Repeated extortion is a common scenario. Once they have you over a barrel they’ll likely keep you there. This survey found that 83% of successful ransomware attacks were followed by double, or even triple extortion.

Only 17% of those attacks surveyed involved a single ransom payment for the decryption keys. The survey data showed at least a fifth of organisations who paid still had their data exposed on dark web markets. One in ten organisations saw attackers move on to try and extort their customers, and over a third of victims who paid were unable to decrypt their data.


Paying ransoms may break the law in some jurisdictions. Regardless of your position on paying or not, you should get expert legal advice.

What should I be doing?

There are ways to prepare for, and recover from, ransomware attacks without paying the ransom.

Backups are still key when it comes to recovering from a cyber incident such as a ransomware attack. However, backups are useless unless you can use them effectively and they are a time efficient tool.

Backups must be stored off network, with no facility to move laterally from within the network to the backup location.

Some things to consider:

  • Databases, configurations, and application code must be included in backups.
  • Access to the backup locations should be monitored, logged, and alerted on.
  • Deletion of backups should be time delayed (a delay between sending the delete command and execution) in case deletion is performed as part of an attack.
  • Roll backs should be practiced regularly, at least once a year.
  • Keep all insurance policies and company wealth documentation offline or segmented away from the rest of the network.
  • Before making any decision to pay a ransom conduct your own research into the group and their relative trustworthiness.


Ransomware will grow and evolve and is a hugely damaging threat to organisations.

A planned response to pay a ransom is not a good option and should not be considered.

Paying ransoms fuels criminals to seek more, which has spawned the rise in double and triple extortions.

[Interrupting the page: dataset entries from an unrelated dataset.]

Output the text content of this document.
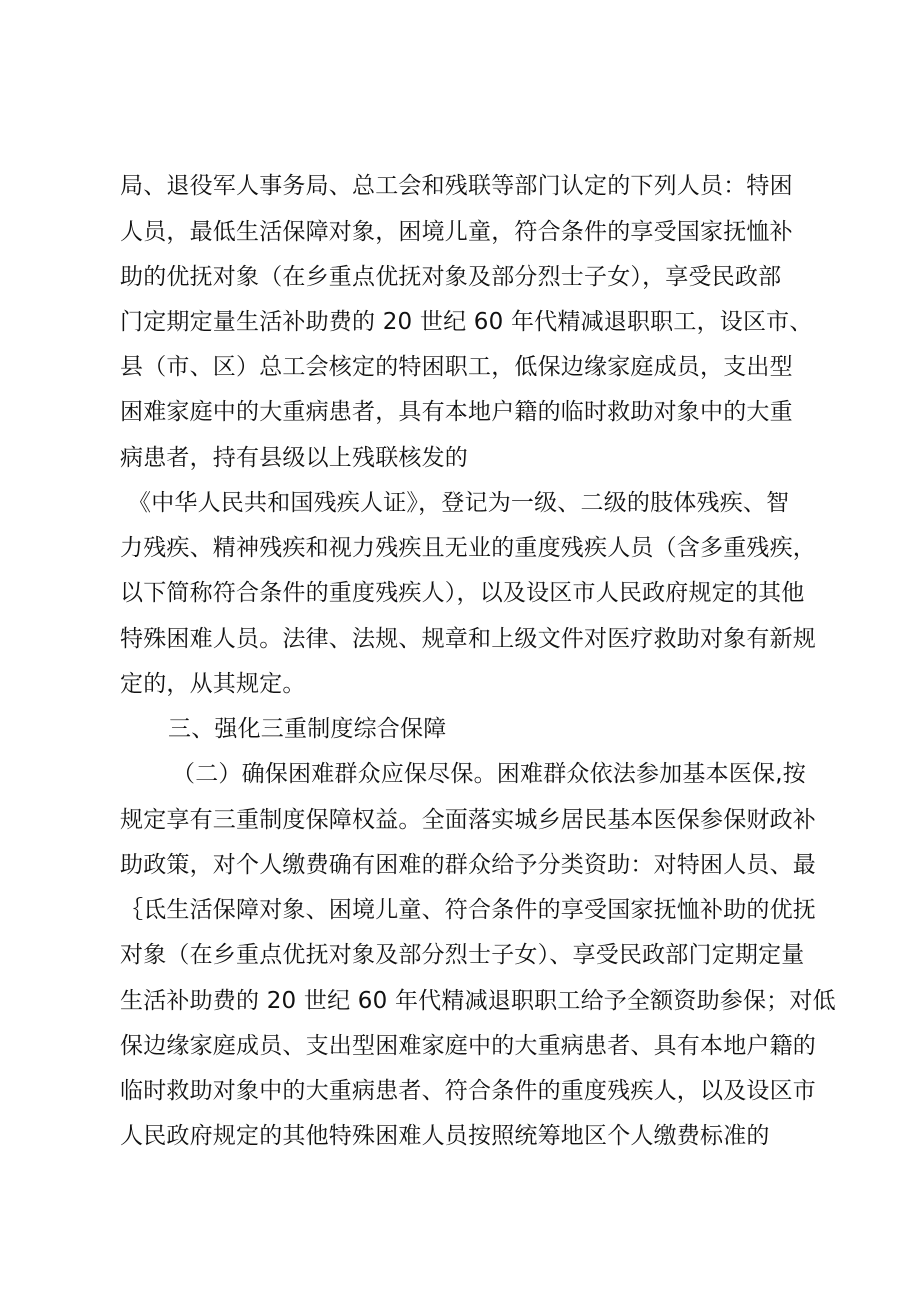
局、退役军人事务局、总工会和残联等部门认定的下列人员：特困
人员，最低生活保障对象，困境儿童，符合条件的享受国家抚恤补
助的优抚对象（在乡重点优抚对象及部分烈士子女），享受民政部
门定期定量生活补助费的 20 世纪 60 年代精减退职职工，设区市、
县（市、区）总工会核定的特困职工，低保边缘家庭成员，支出型
困难家庭中的大重病患者，具有本地户籍的临时救助对象中的大重
病患者，持有县级以上残联核发的
《中华人民共和国残疾人证》，登记为一级、二级的肢体残疾、智
力残疾、精神残疾和视力残疾且无业的重度残疾人员（含多重残疾，
以下简称符合条件的重度残疾人），以及设区市人民政府规定的其他
特殊困难人员。法律、法规、规章和上级文件对医疗救助对象有新规
定的，从其规定。
三、强化三重制度综合保障
（二）确保困难群众应保尽保。困难群众依法参加基本医保,按
规定享有三重制度保障权益。全面落实城乡居民基本医保参保财政补
助政策，对个人缴费确有困难的群众给予分类资助：对特困人员、最
｛氐生活保障对象、困境儿童、符合条件的享受国家抚恤补助的优抚
对象（在乡重点优抚对象及部分烈士子女）、享受民政部门定期定量
生活补助费的 20 世纪 60 年代精减退职职工给予全额资助参保；对低
保边缘家庭成员、支出型困难家庭中的大重病患者、具有本地户籍的
临时救助对象中的大重病患者、符合条件的重度残疾人，以及设区市
人民政府规定的其他特殊困难人员按照统筹地区个人缴费标准的
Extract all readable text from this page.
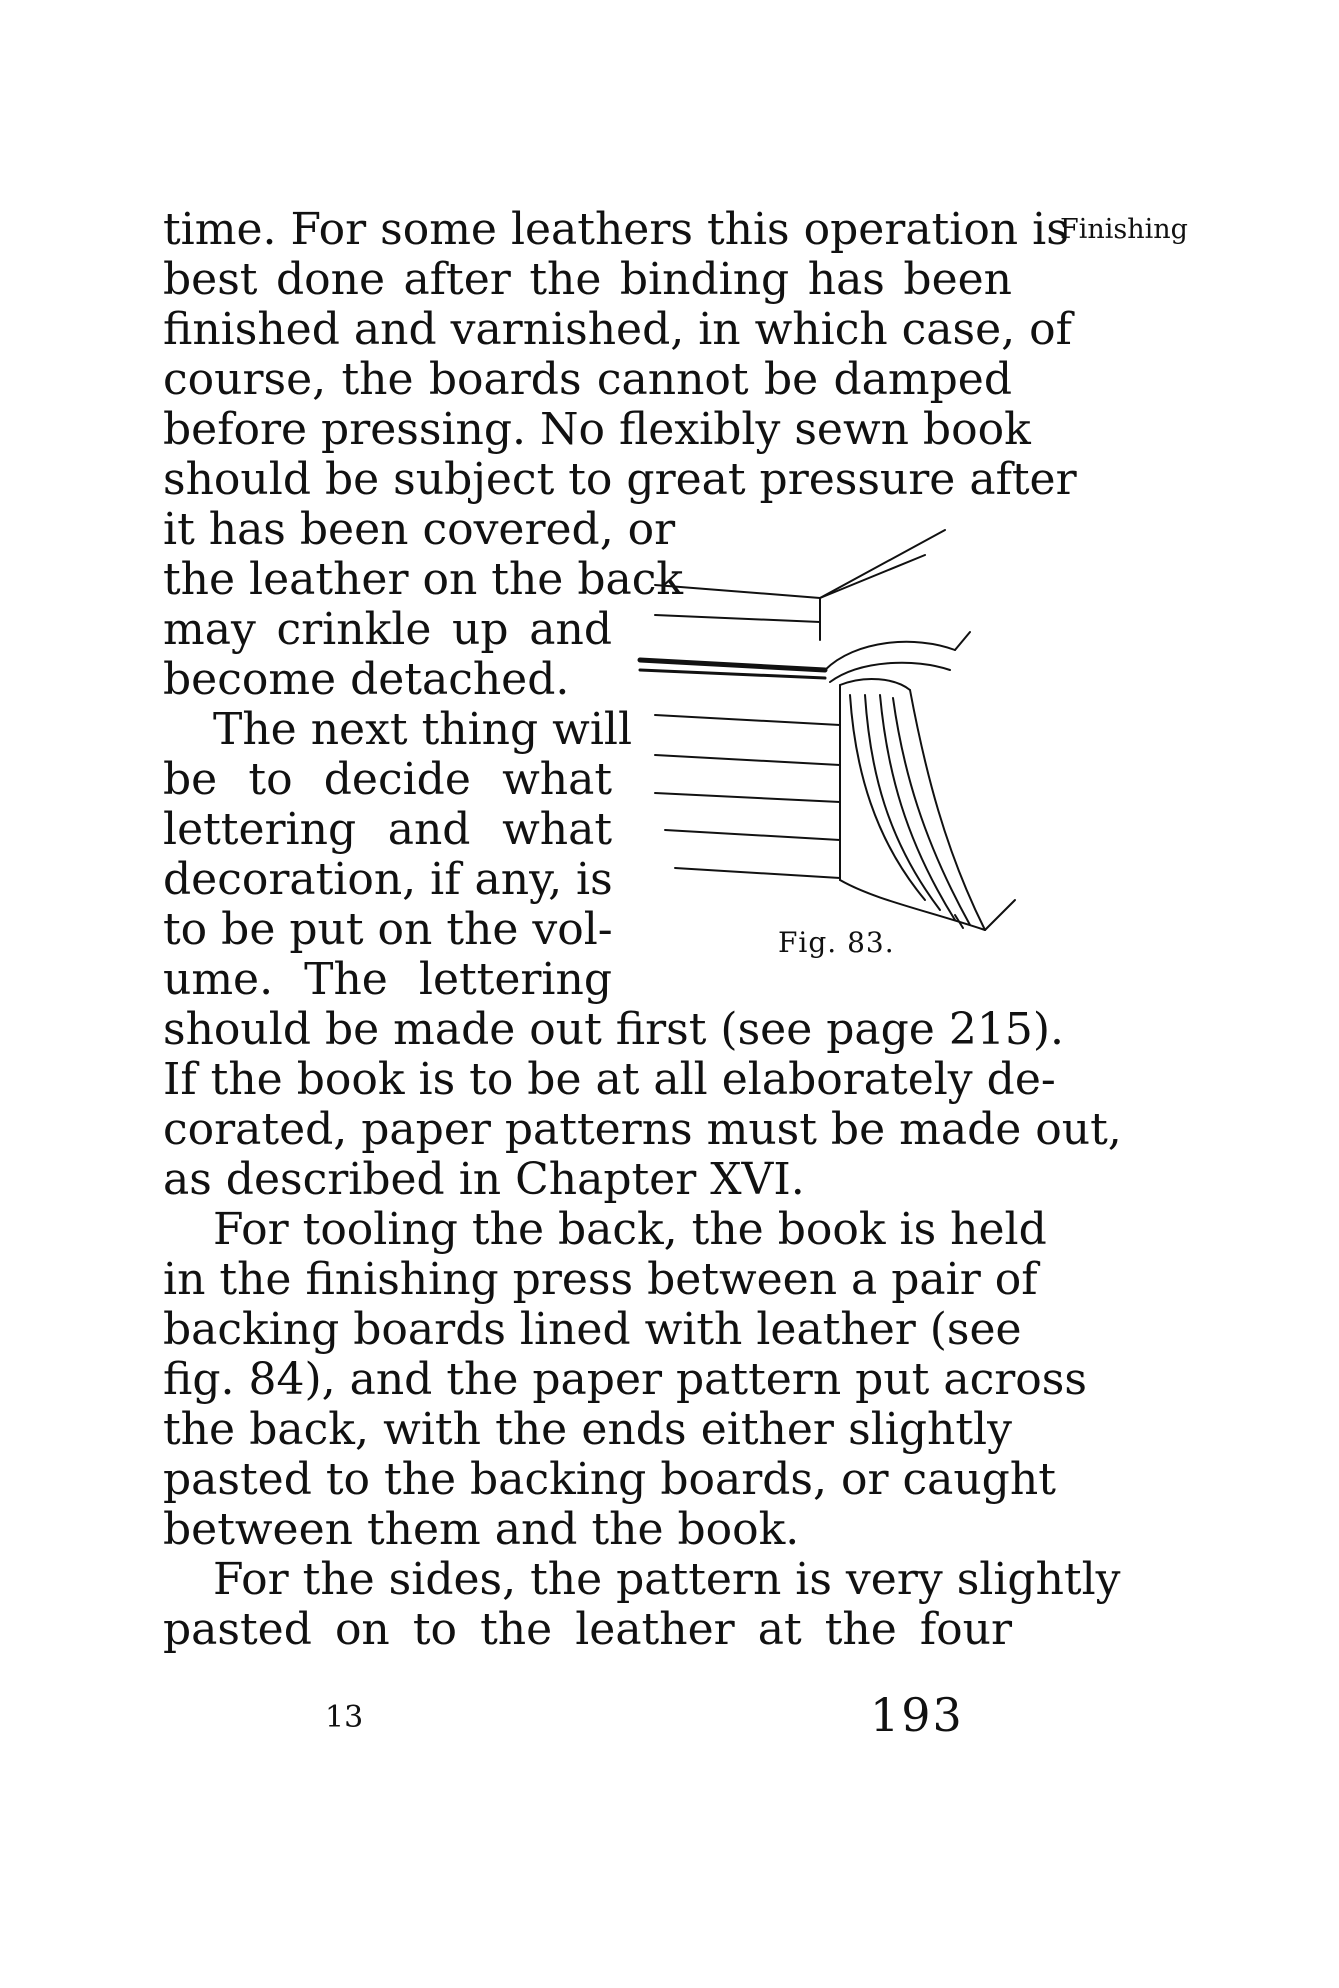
Finishing
time. For some leathers this operation is
best done after the binding has been
finished and varnished, in which case, of
course, the boards cannot be damped
before pressing. No flexibly sewn book
should be subject to great pressure after
it has been covered, or
the leather on the back
may crinkle up and
become detached.
The next thing will
be to decide what
lettering and what
decoration, if any, is
to be put on the vol-
ume. The lettering
should be made out first (see page 215).
If the book is to be at all elaborately de-
corated, paper patterns must be made out,
as described in Chapter XVI.
For tooling the back, the book is held
in the finishing press between a pair of
backing boards lined with leather (see
fig. 84), and the paper pattern put across
the back, with the ends either slightly
pasted to the backing boards, or caught
between them and the book.
For the sides, the pattern is very slightly
pasted on to the leather at the four
Fig. 83.
13	193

Again, paying ransoms is a bad idea because:

  • Most ransomware attacks will cause some form of data corruption, so the chances of full recovery are limited.
  • Many decryption keys fail to work.
  • Paying a ransom could constitute a criminal offence.
  • By paying a ransom you are fuelling the greed of the attackers, potentially identifying yourselves as an easy target for payment.
  • Many cases of ransomware attacks involve multiple extorsions.
  • This is not a trustworthy business transaction.